Accord de Nagoya  : historique ou survendu  ?

dimanche 16 janvier 2011.
 

Signé entre 193 pays, dans la nuit de vendredi à samedi, l’accord sur la diversité biologique a eu vite fait d’être vu comme une fenêtre ouverte sur une nouvelle ère. Un peu trop vite ?

Pour que la chose soit claire, on l’a écrite cinq fois dans le communiqué officiel  : l’accord sur la préservation de la diversité biologique signé à l’ONU a quelque chose à voir avec l’histoire. Celle-ci « se souviendra que c’est ici, à Nagoya, qu’une nouvelle ère en harmonie est née », insiste Ahmed Djoghlaf, secrétaire exécutif de la convention pour la diversité biologique (CDB).
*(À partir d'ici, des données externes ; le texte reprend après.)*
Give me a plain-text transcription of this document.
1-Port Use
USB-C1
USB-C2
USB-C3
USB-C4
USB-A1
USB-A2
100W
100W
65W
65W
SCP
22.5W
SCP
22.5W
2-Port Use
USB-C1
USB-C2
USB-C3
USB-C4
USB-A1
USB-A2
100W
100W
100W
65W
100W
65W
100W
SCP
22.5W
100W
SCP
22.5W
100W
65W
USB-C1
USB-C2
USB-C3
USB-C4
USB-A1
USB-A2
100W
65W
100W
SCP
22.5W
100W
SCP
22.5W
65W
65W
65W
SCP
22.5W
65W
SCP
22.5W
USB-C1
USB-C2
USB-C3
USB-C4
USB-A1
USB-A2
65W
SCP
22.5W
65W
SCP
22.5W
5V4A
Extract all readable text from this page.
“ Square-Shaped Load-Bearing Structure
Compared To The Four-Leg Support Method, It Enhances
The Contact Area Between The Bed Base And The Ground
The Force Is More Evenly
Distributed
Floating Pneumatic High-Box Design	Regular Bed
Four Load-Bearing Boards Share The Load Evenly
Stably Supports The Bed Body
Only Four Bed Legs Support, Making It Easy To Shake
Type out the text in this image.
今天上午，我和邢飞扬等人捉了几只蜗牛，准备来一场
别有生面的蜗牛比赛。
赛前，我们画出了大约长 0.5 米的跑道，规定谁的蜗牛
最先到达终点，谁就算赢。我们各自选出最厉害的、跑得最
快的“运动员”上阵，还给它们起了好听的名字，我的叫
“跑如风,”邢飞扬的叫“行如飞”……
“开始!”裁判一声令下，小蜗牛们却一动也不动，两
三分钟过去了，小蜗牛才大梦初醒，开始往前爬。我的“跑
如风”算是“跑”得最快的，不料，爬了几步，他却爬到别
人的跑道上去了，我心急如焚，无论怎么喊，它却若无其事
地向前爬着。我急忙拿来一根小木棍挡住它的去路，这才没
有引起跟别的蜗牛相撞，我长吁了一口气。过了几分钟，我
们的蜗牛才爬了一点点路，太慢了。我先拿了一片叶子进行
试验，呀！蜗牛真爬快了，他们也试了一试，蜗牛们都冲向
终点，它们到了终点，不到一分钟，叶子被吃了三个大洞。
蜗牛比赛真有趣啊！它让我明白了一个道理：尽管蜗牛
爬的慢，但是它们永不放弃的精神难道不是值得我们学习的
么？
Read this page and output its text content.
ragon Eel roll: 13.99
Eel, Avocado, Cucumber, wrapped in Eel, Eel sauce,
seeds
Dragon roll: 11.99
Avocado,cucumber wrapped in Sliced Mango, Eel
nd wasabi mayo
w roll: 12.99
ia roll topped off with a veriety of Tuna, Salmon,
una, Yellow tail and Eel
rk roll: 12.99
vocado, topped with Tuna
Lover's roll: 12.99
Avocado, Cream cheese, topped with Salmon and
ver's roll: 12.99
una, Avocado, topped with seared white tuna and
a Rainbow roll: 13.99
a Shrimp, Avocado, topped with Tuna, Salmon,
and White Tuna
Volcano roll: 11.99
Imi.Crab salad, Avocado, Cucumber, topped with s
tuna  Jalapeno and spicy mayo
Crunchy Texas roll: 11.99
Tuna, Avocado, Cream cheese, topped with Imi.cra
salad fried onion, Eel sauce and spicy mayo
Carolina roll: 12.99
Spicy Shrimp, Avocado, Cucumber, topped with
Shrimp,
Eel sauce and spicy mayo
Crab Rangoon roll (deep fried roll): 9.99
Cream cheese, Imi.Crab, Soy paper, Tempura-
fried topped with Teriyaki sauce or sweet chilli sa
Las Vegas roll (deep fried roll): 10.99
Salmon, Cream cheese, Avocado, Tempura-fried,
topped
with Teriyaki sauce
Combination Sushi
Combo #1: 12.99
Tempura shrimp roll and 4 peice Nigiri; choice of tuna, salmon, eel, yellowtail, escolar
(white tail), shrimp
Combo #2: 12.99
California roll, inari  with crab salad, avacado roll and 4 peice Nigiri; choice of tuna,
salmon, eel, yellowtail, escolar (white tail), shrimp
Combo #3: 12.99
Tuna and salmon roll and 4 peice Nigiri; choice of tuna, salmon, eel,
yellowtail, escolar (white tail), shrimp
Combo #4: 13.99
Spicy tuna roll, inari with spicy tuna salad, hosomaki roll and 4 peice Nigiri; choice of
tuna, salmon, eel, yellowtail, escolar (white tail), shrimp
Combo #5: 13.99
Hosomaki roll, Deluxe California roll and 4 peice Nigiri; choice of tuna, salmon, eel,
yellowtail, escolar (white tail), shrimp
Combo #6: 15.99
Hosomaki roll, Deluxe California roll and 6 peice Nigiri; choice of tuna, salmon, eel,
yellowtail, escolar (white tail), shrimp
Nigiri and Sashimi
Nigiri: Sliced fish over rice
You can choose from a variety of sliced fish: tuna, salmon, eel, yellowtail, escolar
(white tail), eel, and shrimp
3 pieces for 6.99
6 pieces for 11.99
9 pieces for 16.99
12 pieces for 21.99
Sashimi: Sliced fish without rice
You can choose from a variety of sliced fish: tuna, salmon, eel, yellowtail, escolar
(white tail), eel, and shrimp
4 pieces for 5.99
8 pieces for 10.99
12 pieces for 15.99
Ou encore  : « Si Kyoto est entrée dans l’histoire comme la ville ayant vu la naissance de l’accord sur le climat, on se souviendra de Nagoya comme de la ville ayant vu naître l’accord sur la biodiversité. » Un accord qualifié d’« historique » –forcément–, adjectif repris en boucle par les commentaires qui ont suivi l’annonce des 20 objectifs pour 2020 actés à Nagoya. Quels sont-ils  ? Freiner l’érosion de la biodiversité, voire la stopper là où cela sera possible. Pour ce faire, la CDB mise sur la conservation d’espaces naturels. Les zones terrestres protégées (inclus fleuves et lacs) passeraient ainsi de 13 % actuellement à 17 % d’ici à 2020. Les zones maritimes passeraient quant à elles de 1 % à 10 %. De façon générale, les 193 parties se sont engagées à réduire la pression exercée sur les ressources, et plus singulièrement sur les stocks de poissons, qui « devront être gérés durablement ». Enfin, le fameux protocole sur l’accès et le partage des ressources génétiques (APA) a été ratifié, lequel fixe les règles de répartition des bénéfices réalisés par les industries pharmaceutiques ou encore cosmétiques.

Encourageant, mais l’euphorie mérite d’être modulée. Grimé en jeune premier, l’accord de Nagoya n’a rien d’inédit. En 2002, la CDB s’était engagée à freiner, voire à stopper en Occident, l’érosion de la biodiversité avant 2010. Le résultat est celui que l’on connaît et rien ne laisse penser qu’il en sera autrement au cours de la prochaine décennie, estiment plusieurs observateurs. Non contraignant, le plan n’engage que les paroles. Sa logique et les instruments de sa mise en œuvre, surtout, sont à double tranchant. « Le principe de conservation porté dessine un monde bipolaire sous tension », analyse Sylvain Angerand, chargé de mission aux Amis de la Terre. « L’idée de mettre sous cloche quelques lambeaux de biodiversité induit que l’essentiel des ressources peut continuer d’être surexploité, alerte-t-il. Au-delà des mots, on est très loin de remettre en cause les modes de production intensifs ou de reconnaître le droit à tous, partout, d’accéder aux ressources. »

Fortement espéré, l’APA traîne lui aussi un arrière-goût d’inachevé. « C’est à la fois une véritable avancée, quand il donne enfin une définition à la biopiraterie, note un observateur. En revanche, il ne dit rien sur la propriété intellectuelle. Pour peu qu’il y ait accord, le brevet est légitimé moralement, facteur de monopole et forcément plus facile d’accès pour les sociétés occidentales que pour les peuples autochtones. » Les pays en développement, en outre, n’ont pas obtenu la rétroactivité revendiquée pour le versement des bénéfices.

Alors, historique… ou survendu, Nagoya  ? Le fait est que l’ONU a fort à jouer à défendre l’efficacité du processus multilatéral, qui veut que des pays parviennent à s’accorder à l’unanimité sur des objectifs communs. L’échec de Copenhague l’avait fortement affaibli, offrant une brèche de taille, dans le cadre des négociations sur le climat, aux pays les plus réfractaires à s’engager devant la communauté internationale. À deux mois de Cancun, Nagoya était une répétition générale qu’il ne fallait pas rater. Quitte à surjouer les textes quand leur prose sonne creux.